Economy

Justice by Algorithm

Baltimore uses a little-known risk assessment tool to help make bail decisions. It’s supposed to be an objective way to keep non-violent defendants out of jail, but some fear it might be reinforcing racial bias.
James Lawler Duggan/Reuters

Clarence Barnham is a soft-spoken 53-year-old man with a wheezy voice and bright, twinkling eyes. He’s struggled with drug addiction and mental illness for over a decade, and has a long arrest record because of it. Nearly all of his fourteen convictions have been for drug charges; he’s never been accused of a violent crime and only missed a court date once.

It’s not the kind of a criminal history that would seem to indicate that Barnham, who’s lived in West Baltimore his whole life, would be a public safety or flight risk. But after an August arrest for distribution and possession of heroin (charges he contests), he sat in jail for three months, unable to pay his $25,000 bail. In October, having found an in-house drug rehabilitation program through his public defender, Barnham was granted another bail review. At the rehearing, both Barnham's public defender and the prosecutor agreed he should be released without bail, citing the drug treatment program, his steady employment and family support network. But the pretrial service agent insisted on $5,000 bail—reversing his own agency's position in the first hearing and even interjecting after the prosecutor spoke to insist on bail being given.

Why would pretrial services—which is supposed to be a neutral party that provides background information on defendants to judges—be tougher on a defendant than the prosecutor? Part of the answer may lie in the secret pretrial risk score the agency generated for Barnham.

Baltimore’s Pretrial Release Services, like many agencies nationwide, uses a risk assessment tool to give defendants proceeding through the court system scores based upon statistical likelihoods of failure to appear or rearrest. These scores are supposed to help pretrial service agents recommend bail decisions to judges based on objective, standardized criteria. But no one else involved in the case, including the defendant and their attorney, gets to see or even hear about their score, much less the impact it has on their bail recommendation.

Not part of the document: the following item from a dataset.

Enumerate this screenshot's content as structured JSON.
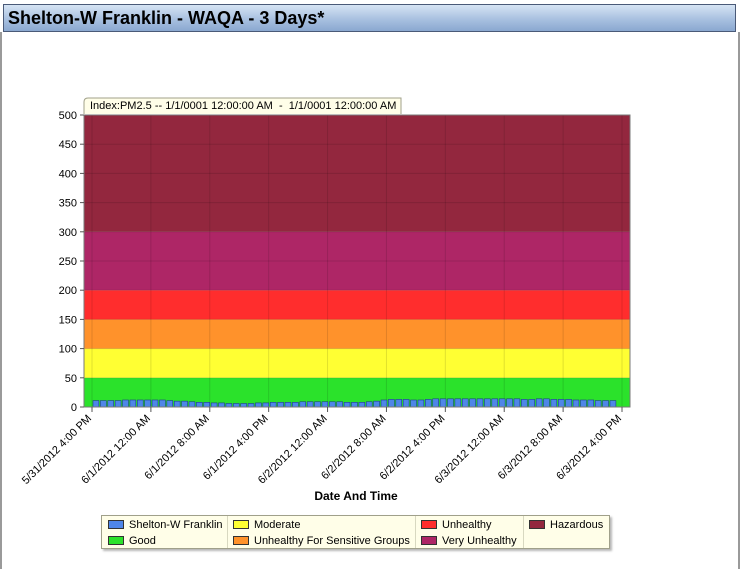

The use of risk assessment tools has rapidly spread to many different parts of the criminal justice system, from bail to parole, in jurisdictions across the country. Less than 10 percent of U.S. jurisdictions use pretrial risk assessments today, but support for their introduction is growing in cities and states nationwide, financed by foundations interested in finding ways to release more “low-risk” defendants—and cutting down on the billions of dollars spent to hold them.